Es ist daher festzuhalten, dass, um Willkür zu begründen, nach ständiger Rechtsprechung des Verfassungsgerichtshofs ein materieller Rechtsirrtum oder ein Verfahrensmangel von solch entscheidender Schwere vorliegen muss, dass dieser gleichsam aus der Sphäre des einfachen Gesetzesrechts, in der gemäß Art 130 B-VG der Verwaltungsgerichtshof zur Entscheidung berufen ist, bis in die Verfassungssphäre emporragt und in diese eingreift. Es muss sich demnach um einen eklatanten und bedeutungsvollen Rechtsirrtum (oder ein völliges Außer-Acht-Lassen der Verfahrensvorschriften) handeln, der die Auslegung des einfachen Gesetzesrechts betrifft. Ein Willkür erzeugender Rechtsirrtum ist somit immer gleichzeitig auch ein Rechtsirrtum bei der Auslegung von Gesetzesrecht auf einfachgesetzlicher Stufe, zu dessen Prüfung der Verwaltungsgerichtshof berufen ist ('Grobprüfung': VfGH - 'Feinprüfung': VwGH, vgl. die Ausführungen in Walter/Mayer, Bundesverfassungsrecht9 (2000) Rz 1216f).

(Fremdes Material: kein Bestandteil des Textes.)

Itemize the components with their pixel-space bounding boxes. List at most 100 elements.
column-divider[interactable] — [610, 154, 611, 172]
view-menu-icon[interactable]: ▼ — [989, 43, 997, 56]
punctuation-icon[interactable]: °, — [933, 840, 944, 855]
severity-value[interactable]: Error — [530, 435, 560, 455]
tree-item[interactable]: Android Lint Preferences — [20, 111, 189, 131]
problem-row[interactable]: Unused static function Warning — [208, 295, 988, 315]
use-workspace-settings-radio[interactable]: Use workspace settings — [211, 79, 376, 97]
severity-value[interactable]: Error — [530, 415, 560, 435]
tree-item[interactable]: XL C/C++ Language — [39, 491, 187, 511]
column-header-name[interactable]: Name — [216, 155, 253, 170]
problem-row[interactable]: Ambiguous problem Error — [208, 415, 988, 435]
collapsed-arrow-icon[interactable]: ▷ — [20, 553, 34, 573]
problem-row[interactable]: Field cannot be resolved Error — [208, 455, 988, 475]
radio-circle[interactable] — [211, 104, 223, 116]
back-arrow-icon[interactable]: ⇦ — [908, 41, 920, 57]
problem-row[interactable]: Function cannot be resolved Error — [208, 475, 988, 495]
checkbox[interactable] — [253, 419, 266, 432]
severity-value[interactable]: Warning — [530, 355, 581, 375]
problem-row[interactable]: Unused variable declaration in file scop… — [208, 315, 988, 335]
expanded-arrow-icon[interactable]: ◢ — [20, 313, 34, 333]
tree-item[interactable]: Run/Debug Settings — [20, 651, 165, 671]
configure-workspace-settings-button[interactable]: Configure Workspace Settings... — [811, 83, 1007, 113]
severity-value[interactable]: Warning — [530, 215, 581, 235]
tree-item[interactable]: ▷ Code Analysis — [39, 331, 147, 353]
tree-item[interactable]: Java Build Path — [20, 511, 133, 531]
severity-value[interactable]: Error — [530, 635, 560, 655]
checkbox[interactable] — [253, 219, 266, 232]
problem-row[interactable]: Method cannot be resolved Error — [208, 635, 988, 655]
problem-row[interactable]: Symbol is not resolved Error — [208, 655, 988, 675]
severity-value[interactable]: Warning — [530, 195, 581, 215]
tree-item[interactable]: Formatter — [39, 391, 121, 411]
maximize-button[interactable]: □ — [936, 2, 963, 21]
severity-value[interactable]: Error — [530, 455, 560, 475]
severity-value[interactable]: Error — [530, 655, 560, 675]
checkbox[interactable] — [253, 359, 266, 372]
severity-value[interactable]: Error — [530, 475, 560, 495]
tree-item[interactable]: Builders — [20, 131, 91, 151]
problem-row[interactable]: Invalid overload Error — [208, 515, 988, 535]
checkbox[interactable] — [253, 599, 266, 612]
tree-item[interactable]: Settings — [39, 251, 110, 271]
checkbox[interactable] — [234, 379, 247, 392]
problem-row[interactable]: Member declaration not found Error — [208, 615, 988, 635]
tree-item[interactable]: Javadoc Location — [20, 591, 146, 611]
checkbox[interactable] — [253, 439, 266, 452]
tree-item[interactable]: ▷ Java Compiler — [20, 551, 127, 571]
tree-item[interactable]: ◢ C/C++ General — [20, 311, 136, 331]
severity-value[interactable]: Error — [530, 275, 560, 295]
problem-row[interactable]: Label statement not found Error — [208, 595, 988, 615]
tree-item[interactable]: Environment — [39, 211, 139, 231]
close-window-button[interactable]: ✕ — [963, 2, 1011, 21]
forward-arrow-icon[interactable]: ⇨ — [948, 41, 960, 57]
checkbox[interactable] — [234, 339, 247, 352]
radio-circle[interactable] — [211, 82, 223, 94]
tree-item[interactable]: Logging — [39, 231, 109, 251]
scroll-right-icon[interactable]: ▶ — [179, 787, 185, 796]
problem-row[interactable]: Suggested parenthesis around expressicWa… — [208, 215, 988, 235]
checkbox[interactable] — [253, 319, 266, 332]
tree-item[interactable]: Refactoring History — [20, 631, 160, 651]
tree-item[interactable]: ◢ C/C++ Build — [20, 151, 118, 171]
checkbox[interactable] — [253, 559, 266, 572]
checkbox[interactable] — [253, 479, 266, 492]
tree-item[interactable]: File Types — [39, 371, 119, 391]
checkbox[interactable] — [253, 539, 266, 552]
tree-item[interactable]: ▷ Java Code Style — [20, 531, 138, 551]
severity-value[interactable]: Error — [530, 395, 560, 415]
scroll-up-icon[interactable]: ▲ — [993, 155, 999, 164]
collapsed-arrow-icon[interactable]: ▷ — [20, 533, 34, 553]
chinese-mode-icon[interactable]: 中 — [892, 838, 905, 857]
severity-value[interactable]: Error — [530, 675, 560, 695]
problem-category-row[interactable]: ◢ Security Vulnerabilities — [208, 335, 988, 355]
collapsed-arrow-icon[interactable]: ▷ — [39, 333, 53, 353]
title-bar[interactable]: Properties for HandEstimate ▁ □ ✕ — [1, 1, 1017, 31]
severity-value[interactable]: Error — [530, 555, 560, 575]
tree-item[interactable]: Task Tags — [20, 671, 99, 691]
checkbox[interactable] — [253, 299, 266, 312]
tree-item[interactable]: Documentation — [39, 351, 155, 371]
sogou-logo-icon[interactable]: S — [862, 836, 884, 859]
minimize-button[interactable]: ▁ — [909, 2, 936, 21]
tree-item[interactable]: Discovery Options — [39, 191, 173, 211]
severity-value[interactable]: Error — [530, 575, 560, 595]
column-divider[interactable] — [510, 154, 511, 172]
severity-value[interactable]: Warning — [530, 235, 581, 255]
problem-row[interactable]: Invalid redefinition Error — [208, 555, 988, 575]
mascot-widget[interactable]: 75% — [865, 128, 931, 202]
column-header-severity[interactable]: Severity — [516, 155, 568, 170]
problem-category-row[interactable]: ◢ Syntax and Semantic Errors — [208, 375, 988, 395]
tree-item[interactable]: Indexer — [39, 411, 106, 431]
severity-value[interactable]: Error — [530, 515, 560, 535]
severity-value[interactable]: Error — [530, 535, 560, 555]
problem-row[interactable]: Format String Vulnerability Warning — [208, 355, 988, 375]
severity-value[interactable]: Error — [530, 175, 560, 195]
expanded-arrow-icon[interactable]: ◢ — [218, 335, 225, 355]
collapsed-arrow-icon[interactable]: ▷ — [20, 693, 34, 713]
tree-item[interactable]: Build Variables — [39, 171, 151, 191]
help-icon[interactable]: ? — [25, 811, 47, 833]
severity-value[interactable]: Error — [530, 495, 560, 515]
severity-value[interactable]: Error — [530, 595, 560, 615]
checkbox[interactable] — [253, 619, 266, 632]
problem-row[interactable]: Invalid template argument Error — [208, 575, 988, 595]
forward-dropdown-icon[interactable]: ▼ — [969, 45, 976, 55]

Im vorliegenden Fall wurde die fragliche Auslegung des einfachen Gesetzesrechts durch die belangte Behörde in einem parallelen Beschwerdeverfahren bereits vom Verwaltungsgerichtshof überprüft. Mit Erkenntnis vom , Zl. 2005/06/0065-11, hat der Verwaltungsgerichtshof die Beschwerde als unbegründet abgewiesen. Dabei verwies der Verwaltungsgerichtshof gemäß § 43 Abs 2 VwGG auf sein Erkenntnis vom selben Tag, Zl. 2005/06/0140-8, in dem hinsichtlich der Frage der Auftraggeberschaft für das Protokollbuch eines Gendarmeriepostens wiederum auf das VwGH-Erkenntnis vom , Zl. 2004/06/0169, verwiesen wird, in dem es - Rechtssatz 1 im Rechtsinformationssystem des Bundes, http://www.ris.bka.gv.at/vwgh/, abgerufen am - wie folgt heißt:
'Nach dem E vom , Zl. 2004/06/0086, ist das Protokollbuch (eines Gendarmeriepostens) dem 'inneren Dienst' zuzuordnen. Die Eintragungen im Protokollbuch dienen bestimmungsgemäß dazu, den Geschäftsfall zu konkretisieren, um den Akt auffinden zu können. Es handelt sich dabei um eine behördeninterne Kanzleitätigkeit. Nichts anderes gilt für die Indexkarte, die (als eine Art Namensverzeichnis mit Betreffen) mit dem Protokollbuch bestimmungsgemäß Teil eines 'Aktenauffindungssystems' ist (Hinweis E vom , Zl. 2004/06/0018).'
Nach der, wie an Hand der mehrfachen Zitierungen und des publizierten Rechtssatzes erkennbar, bereits gefestigten Rechtsprechung des Verwaltungsgerichtshofs, die für die belangte Behörde gemäß § 63 Abs 1 VwGG zumindest indirekt so weit bindend ist, als gegenteilige Gesetzesauslegung den ggst. Bescheid anfechtbar machen würde, gehört die Führung eines Protokollbuchs oder einer Indexkartei zum 'inneren Dienst'; Auftraggeber eines bei einer Gendarmeriedienststelle geführten Protokollbuchs wäre demnach gemäß § 10 Abs 2 SPG (in der hier relevanten Fassung) das zuständige Gendarmeriekommando. Nach Meinung des Verfassungsgerichtshofs in einem Parallelfall (Erk. B1158/03-11 vom ) hat die bel. Behörde 'in der Frage der Abgrenzung des Bereichs der inneren Organisation - also in einem wesentlichen Punkt - die Rechtslage grundlegend verkannt. Sie hat die in diesem Zusammenhang entscheidenden datenschutzrechtlichen Ansprüche von außerhalb der Organisation stehenden Personen nicht entsprechend berücksichtigt...'. Auftraggeber sei daher die Sicherheitsbehörde (Bezirkshauptmannschaft).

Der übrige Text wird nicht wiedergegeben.